The city has been relocating trees from Nashua homes to Railroad Square for the holiday season for about a decade, said parks department foreman Victor Delisle. Until the new Citizens Bank opened on Main Street, the city also used to move a tree to the open lot across from City Hall.

Nick Caggiano, superintendent of parks, said he had calls from at least six people this year who were willing to donate a tree from their yard.

“It was tough because the first four or five weren’t that great,” Caggiano said.

The department looks for a spruce that is full, has a straight trunk, and is even all the way around, said foreman Mark Faulkner, although it is sometimes difficult to find one that is just right.

Delisle, Caggiano and Faulkner all agreed the Gallaghers’ spruce was at least one of the nicest, if not the nicest, trees donated over the years.

“It’s one of the best trees we’ve had in the years I’ve been doing this,” Faulkner said.

James Gallagher, who donated the tree, also thought it was beautiful. However, he also thought it was time for the tree to go. It was almost 60 feet tall and blocked sunlight from reaching his yard and his neighbor’s yard. Because the tree was so large, Gallagher said, he had trouble growing grass, and the people next door struggled to keep their annual garden alive.

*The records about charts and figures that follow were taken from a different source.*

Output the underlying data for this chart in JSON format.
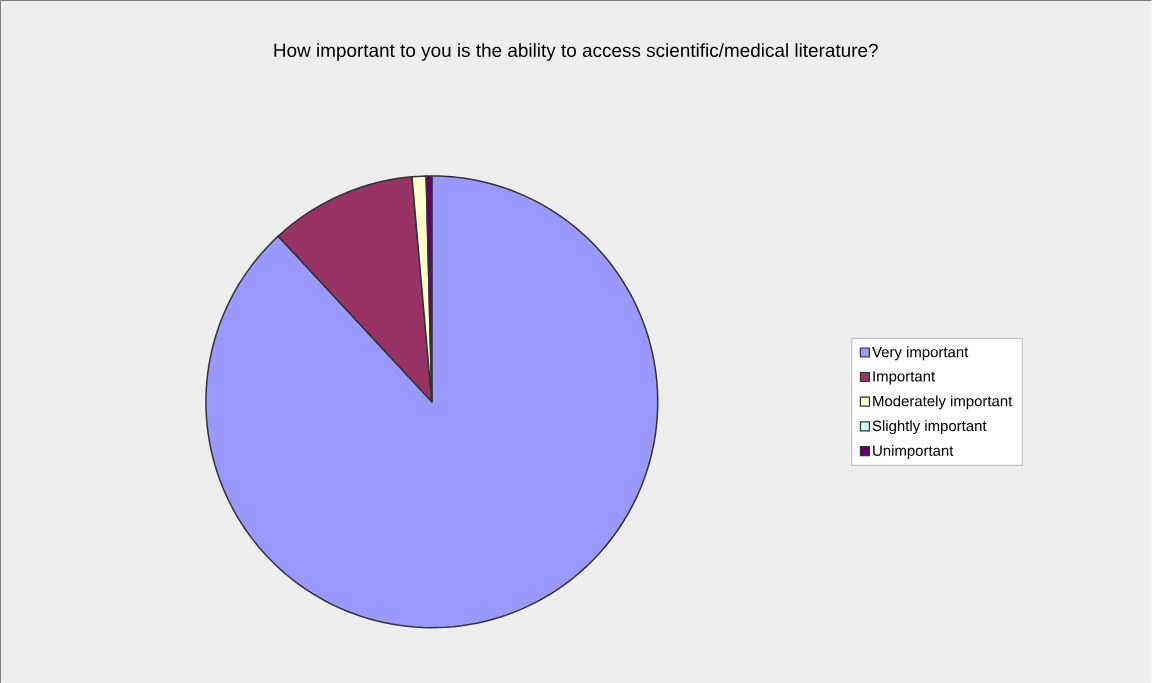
{
  "chart_data": {
    "type": "pie",
    "title": "How important to you is the ability to access scientific/medical literature?",
    "categories": [
      "Very important",
      "Important",
      "Moderately important",
      "Slightly important",
      "Unimportant"
    ],
    "values": [
      88.1,
      10.5,
      1.0,
      0,
      0.4
    ],
    "colors": [
      "#9999ff",
      "#993366",
      "#ffffcc",
      "#ccffff",
      "#660066"
    ],
    "legend": "right"
  }
}
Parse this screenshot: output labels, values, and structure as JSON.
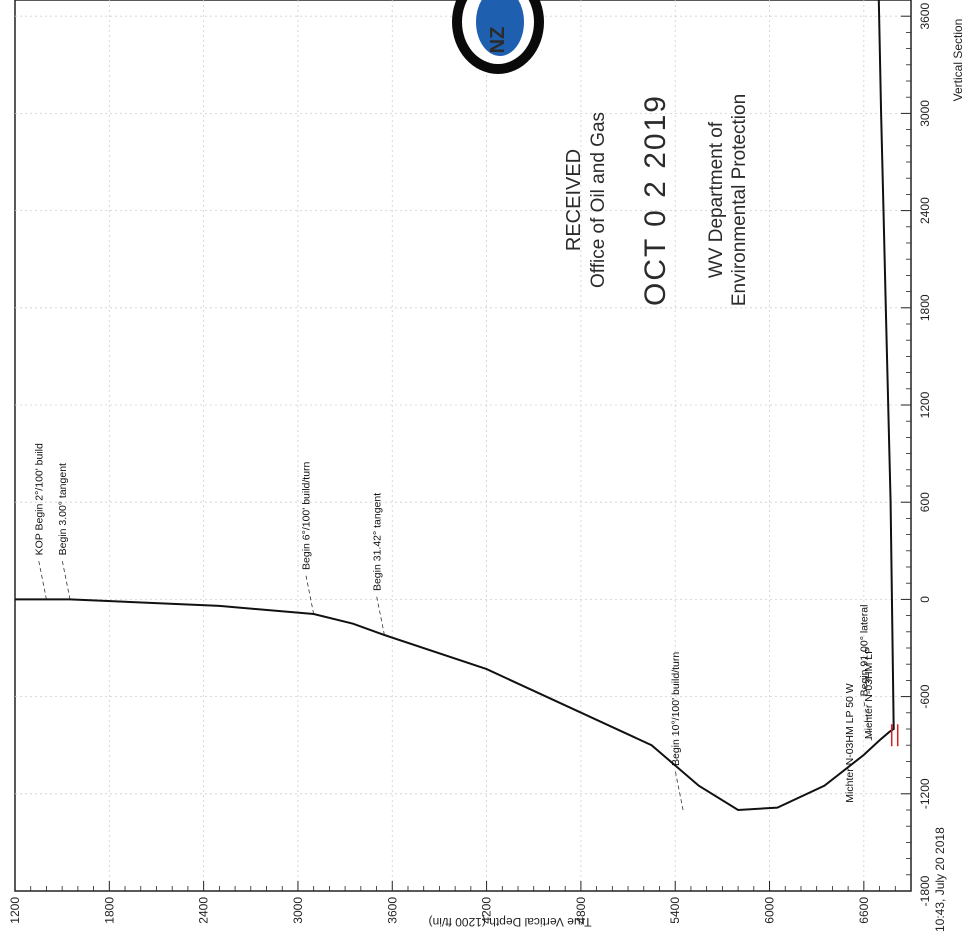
{
  "chart_data": {
    "type": "line",
    "orientation": "rotated-90-ccw",
    "xlabel": "Vertical Section",
    "ylabel": "True Vertical Depth (1200 ft/in)",
    "xlim": [
      -1800,
      3700
    ],
    "ylim": [
      1200,
      6900
    ],
    "x_ticks": [
      -1800,
      -1200,
      -600,
      0,
      600,
      1200,
      1800,
      2400,
      3000,
      3600
    ],
    "y_ticks": [
      1200,
      1800,
      2400,
      3000,
      3600,
      4200,
      4800,
      5400,
      6000,
      6600
    ],
    "x_tick_labels": [
      "-1800",
      "-1200",
      "-600",
      "0",
      "600",
      "1200",
      "1800",
      "2400",
      "3000",
      "3600"
    ],
    "y_tick_labels": [
      "1200",
      "1800",
      "2400",
      "3000",
      "3600",
      "4200",
      "4800",
      "5400",
      "6000",
      "6600"
    ],
    "grid": true,
    "series": [
      {
        "color": "#111111",
        "x": [
          0,
          0,
          0,
          -40,
          -90,
          -150,
          -220,
          -430,
          -900,
          -1150,
          -1300,
          -1285,
          -1150,
          -960,
          -870,
          -820,
          -800,
          600,
          1800,
          2400,
          3000,
          3700
        ],
        "y": [
          1200,
          1400,
          1550,
          2500,
          3100,
          3350,
          3550,
          4200,
          5250,
          5550,
          5800,
          6050,
          6350,
          6600,
          6700,
          6760,
          6790,
          6770,
          6740,
          6725,
          6710,
          6695
        ]
      }
    ],
    "annotations": [
      {
        "text": "KOP Begin 2°/100' build",
        "x": 0,
        "y": 1400
      },
      {
        "text": "Begin 3.00° tangent",
        "x": 0,
        "y": 1550
      },
      {
        "text": "Begin 6°/100' build/turn",
        "x": -90,
        "y": 3100
      },
      {
        "text": "Begin 31.42° tangent",
        "x": -220,
        "y": 3550
      },
      {
        "text": "Begin 10°/100' build/turn",
        "x": -1300,
        "y": 5450
      },
      {
        "text": "Begin 91.00° lateral",
        "x": -870,
        "y": 6650
      }
    ],
    "target_labels": [
      "Michter N-03HM LP 50 W",
      "Michter N-03HM LP"
    ]
  },
  "stamp": {
    "line1": "RECEIVED",
    "line2": "Office of Oil and Gas",
    "date": "OCT 0 2 2019",
    "line3": "WV Department of",
    "line4": "Environmental Protection"
  },
  "logo": {
    "text": "NZ"
  },
  "footer": {
    "timestamp": "10:43, July 20 2018"
  }
}
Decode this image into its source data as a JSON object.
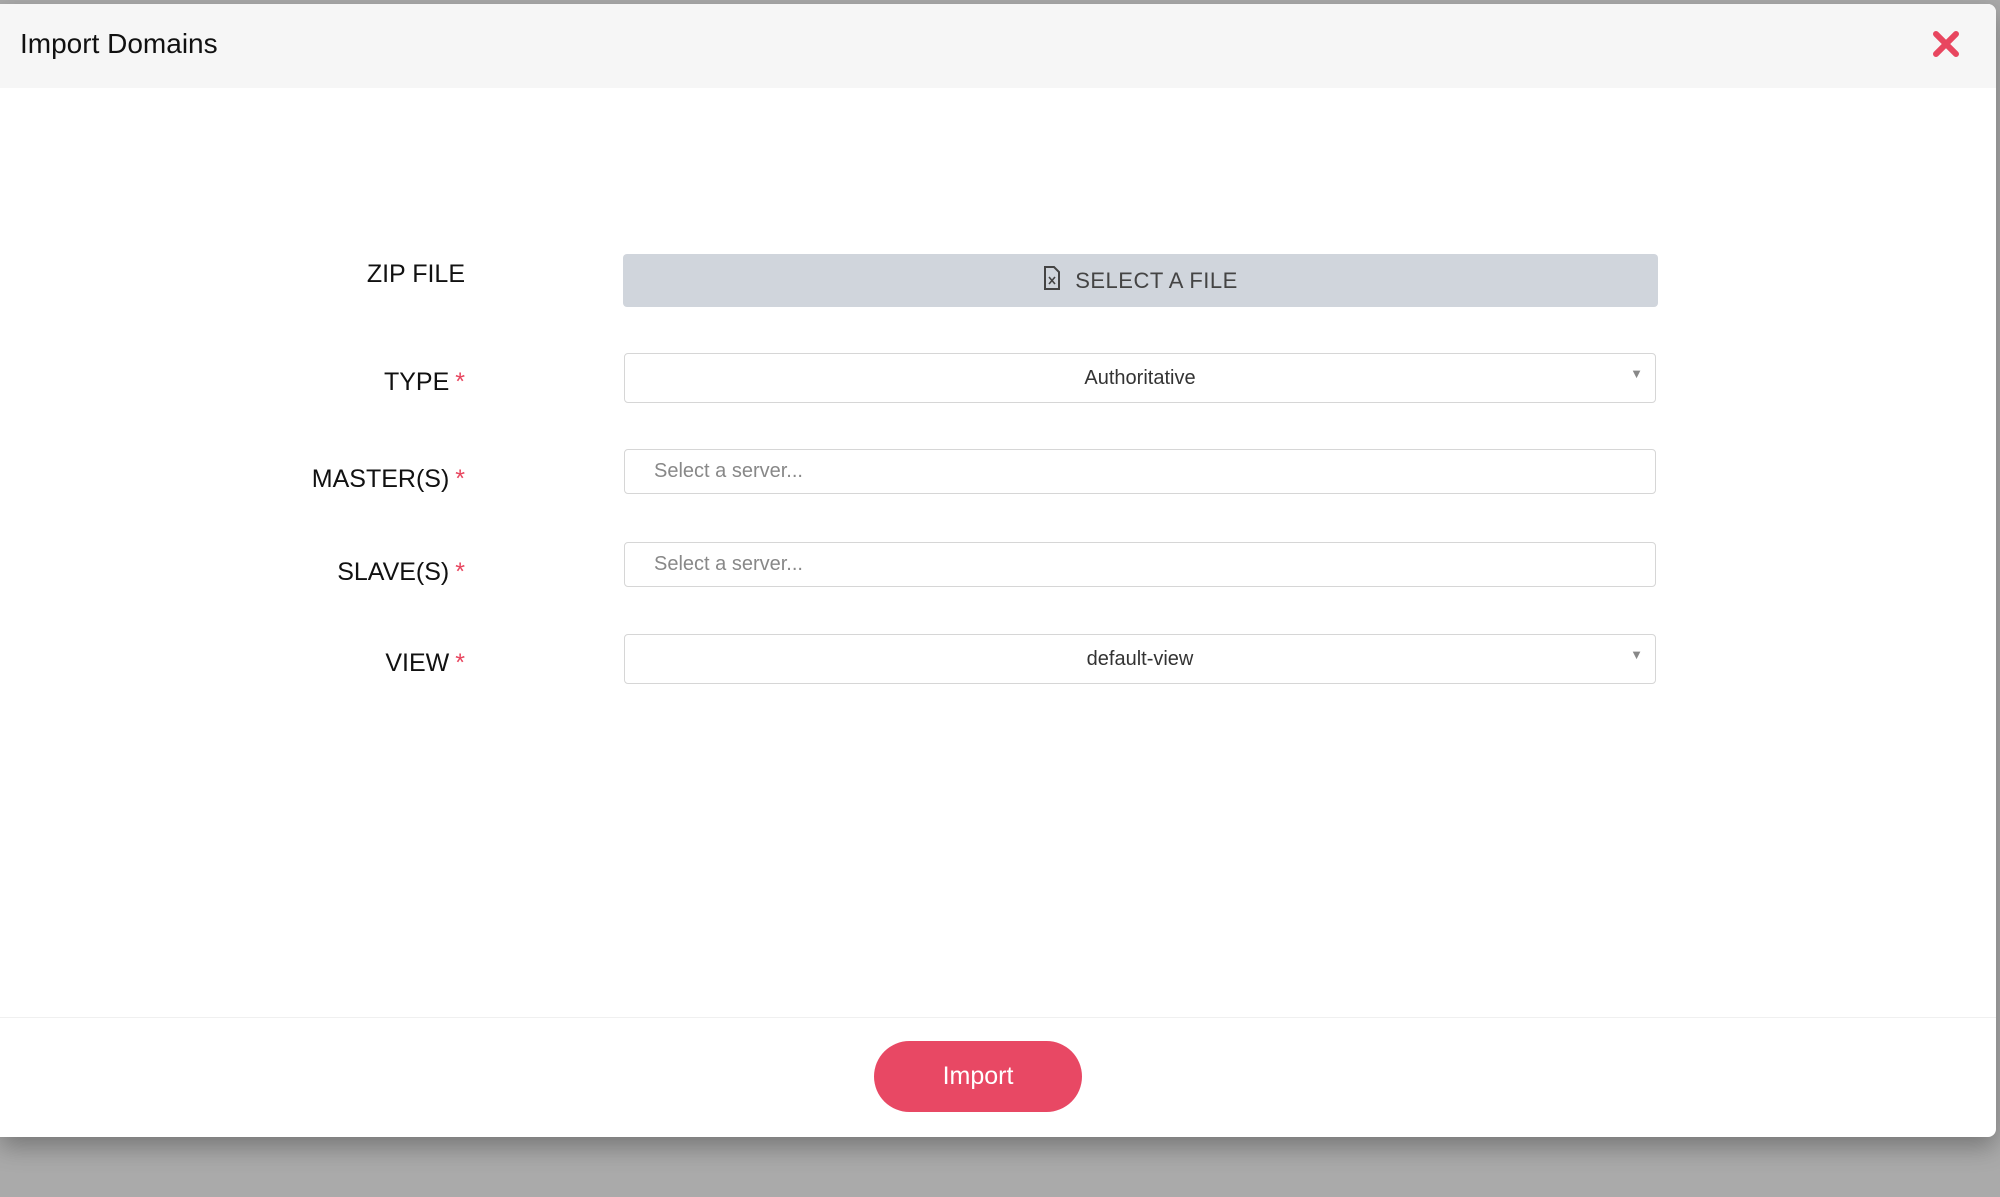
{
  "dialog": {
    "title": "Import Domains",
    "close_icon": "close-x-icon",
    "accent_color": "#e8465f"
  },
  "form": {
    "zip_file": {
      "label": "ZIP FILE",
      "button_label": "SELECT A FILE",
      "icon": "file-icon"
    },
    "type": {
      "label": "TYPE",
      "required": "*",
      "value": "Authoritative"
    },
    "masters": {
      "label": "MASTER(S)",
      "required": "*",
      "placeholder": "Select a server..."
    },
    "slaves": {
      "label": "SLAVE(S)",
      "required": "*",
      "placeholder": "Select a server..."
    },
    "view": {
      "label": "VIEW",
      "required": "*",
      "value": "default-view"
    }
  },
  "footer": {
    "import_label": "Import"
  }
}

Donating the tree worked out for both the neighborhood and the city he’s lived in his entire life, Gallagher said.

Gallagher and his children followed their spruce to Railroad Square around 9:30 a.m. to see it placed in Deschenes Oval. Sawdust was flying as Pioneer Tree Service and parks department employees shaved the bottom of the tree with a chain saw so it would fit into a pre-made 5-foot hole.

“It smells like Christmas,” Hailey said, sipping hot chocolate and watching the bark fall to the ground. “Right now I don’t normally start celebrating Christmas, but now it’s like, OK, it’s coming soon.”